I hadn’t previously heard of Amanda Prowse, although it appears that she is quite a prolific writer of the kind of fiction that appeals to me. I think it was Amazon that recommended this book, perhaps based on the titles of other books I had enjoyed, and after skimming the reviews I added it to my wishlist. I was given it a few weeks ago, and thought it would make a good read as we came to the end of the busy Christmas/New Year season.

It turns out that ‘The Christmas Café’ isn’t really about Christmas at all. Nor does it begin in a particularly uplifting way: we meet Bea, a lively women in her early 50s, as she says a final goodbye to Peter, the husband who has looked after her and loved her for over twenty years. We quickly realise that although she loved him too, he was not the father of her son Wyatt, and that there was a lasting passion from her youth, for someone unavailable.

After this prologue, we move forward a year and meet Bea in her everyday life in Australia. She’s the owner of a small restaurant, and very much enjoys her work. However she feels a bit isolated from her son and his family. She adores her teenage granddaughter Flora but feels as if she hardly ever sees her, and she finds it difficult to love her daughter-in-law Sarah. Then, out of the blue, Flora comes to stay after some trouble at school…

Most of the book is a story of exploration, of learning to accept one’s past, and take steps towards resolving problems or finding truth, even if they seem difficult or risky. Bea is something of a technophobe, but is determined to get online; Flora helps her in this, and she comes across a forum for small restaurant owners around the world, and starts an email conversation with the owner of a cafe in Scotland, which leads to a growing friendship and eventual meeting.

The writing is good, with - in my view - the right amount of description and plenty of believable dialogue. Viewpoints switch perhaps a bit too often, often within a scene, but somehow I didn’t find it intrusive. While I had easily guessed one of the slight twists in the story, others were unexpected and cleverly done. The ending is perhaps a bit too neat and tidy, yet it wasn’t impossible, and I always like books with encouraging, positive endings.

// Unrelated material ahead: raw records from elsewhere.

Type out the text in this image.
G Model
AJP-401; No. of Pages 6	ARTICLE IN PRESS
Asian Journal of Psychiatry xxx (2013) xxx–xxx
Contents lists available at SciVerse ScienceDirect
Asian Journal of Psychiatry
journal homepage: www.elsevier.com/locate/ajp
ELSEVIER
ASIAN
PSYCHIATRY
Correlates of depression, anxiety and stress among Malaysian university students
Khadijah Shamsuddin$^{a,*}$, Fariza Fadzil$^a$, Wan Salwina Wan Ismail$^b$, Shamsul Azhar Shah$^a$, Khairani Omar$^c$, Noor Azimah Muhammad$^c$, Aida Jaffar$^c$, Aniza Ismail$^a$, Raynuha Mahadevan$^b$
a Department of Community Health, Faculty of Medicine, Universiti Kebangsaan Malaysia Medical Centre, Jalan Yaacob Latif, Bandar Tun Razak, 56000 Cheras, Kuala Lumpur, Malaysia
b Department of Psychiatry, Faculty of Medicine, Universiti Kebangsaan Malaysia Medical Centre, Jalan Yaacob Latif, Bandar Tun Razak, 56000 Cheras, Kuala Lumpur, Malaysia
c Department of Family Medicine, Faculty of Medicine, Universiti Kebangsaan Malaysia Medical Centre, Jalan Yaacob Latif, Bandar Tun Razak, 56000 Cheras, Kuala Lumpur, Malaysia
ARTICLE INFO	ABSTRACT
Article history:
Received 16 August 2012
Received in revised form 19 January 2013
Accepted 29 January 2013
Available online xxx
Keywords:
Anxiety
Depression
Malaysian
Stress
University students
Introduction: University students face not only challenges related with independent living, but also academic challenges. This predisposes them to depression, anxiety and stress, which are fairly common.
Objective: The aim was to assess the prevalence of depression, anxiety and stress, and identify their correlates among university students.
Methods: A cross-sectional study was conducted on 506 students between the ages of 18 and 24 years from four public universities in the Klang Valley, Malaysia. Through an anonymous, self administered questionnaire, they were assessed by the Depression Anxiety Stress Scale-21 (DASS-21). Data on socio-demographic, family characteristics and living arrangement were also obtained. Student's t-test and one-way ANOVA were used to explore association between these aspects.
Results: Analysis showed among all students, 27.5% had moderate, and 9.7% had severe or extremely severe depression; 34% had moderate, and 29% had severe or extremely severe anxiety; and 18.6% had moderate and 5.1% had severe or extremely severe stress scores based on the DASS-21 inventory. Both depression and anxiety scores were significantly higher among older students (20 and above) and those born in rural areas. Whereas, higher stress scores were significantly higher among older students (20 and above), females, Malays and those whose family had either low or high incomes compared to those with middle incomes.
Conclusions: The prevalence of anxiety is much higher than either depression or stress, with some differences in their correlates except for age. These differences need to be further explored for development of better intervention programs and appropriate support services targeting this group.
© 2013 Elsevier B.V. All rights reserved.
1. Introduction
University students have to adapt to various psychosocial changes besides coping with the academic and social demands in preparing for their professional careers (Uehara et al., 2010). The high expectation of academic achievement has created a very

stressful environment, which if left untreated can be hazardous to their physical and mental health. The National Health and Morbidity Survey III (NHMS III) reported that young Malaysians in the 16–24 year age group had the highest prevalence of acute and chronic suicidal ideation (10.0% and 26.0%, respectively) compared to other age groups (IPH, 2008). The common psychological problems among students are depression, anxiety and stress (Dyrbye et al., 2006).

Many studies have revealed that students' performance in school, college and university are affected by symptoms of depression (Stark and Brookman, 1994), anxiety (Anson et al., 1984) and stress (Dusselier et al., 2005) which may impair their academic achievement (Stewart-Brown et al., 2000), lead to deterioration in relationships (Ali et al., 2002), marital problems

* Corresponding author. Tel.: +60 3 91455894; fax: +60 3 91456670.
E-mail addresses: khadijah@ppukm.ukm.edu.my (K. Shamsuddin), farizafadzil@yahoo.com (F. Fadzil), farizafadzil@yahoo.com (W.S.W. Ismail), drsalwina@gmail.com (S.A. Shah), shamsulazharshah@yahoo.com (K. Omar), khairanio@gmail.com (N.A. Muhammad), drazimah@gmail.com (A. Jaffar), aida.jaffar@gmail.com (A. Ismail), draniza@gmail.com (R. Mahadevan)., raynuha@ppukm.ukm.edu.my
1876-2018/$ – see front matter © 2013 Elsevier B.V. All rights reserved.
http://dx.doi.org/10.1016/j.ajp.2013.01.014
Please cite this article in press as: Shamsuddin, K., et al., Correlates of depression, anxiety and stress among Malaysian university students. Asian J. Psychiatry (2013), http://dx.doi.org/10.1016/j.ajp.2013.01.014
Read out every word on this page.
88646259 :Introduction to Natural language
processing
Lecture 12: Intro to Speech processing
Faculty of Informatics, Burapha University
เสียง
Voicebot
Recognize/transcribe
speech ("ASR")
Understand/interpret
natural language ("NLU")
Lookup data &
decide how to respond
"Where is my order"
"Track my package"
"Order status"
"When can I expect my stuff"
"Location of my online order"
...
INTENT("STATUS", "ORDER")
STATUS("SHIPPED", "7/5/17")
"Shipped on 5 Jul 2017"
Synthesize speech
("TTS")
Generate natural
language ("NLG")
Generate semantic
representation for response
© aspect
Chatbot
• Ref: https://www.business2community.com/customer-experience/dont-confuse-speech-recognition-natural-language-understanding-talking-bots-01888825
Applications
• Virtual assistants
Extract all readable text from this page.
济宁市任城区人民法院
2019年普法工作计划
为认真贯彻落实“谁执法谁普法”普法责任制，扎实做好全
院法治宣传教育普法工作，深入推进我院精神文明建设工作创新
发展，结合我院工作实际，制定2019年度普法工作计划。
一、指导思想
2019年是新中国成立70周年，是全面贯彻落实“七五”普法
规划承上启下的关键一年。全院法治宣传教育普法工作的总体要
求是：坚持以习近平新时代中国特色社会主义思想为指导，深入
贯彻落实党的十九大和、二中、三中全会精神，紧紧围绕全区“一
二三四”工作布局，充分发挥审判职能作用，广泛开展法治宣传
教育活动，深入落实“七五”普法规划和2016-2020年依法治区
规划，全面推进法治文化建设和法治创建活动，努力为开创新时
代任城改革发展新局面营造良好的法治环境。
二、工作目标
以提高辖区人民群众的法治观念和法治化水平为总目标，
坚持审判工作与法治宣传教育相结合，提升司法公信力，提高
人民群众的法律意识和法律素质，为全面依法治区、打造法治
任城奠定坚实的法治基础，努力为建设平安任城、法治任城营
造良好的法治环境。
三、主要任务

I very much liked Flora as a character; yet it’s not really a book for teenagers, or even young adults, though some might enjoy it. Bea is the main character, and as a woman of similar age, I found myself understanding and empathising with her throughout, even though she has quite a different personality from mine. I’m glad that there’s a growing trend for lively fiction about middle-aged women, and this was an ideal book to read at bedtime during a busy period.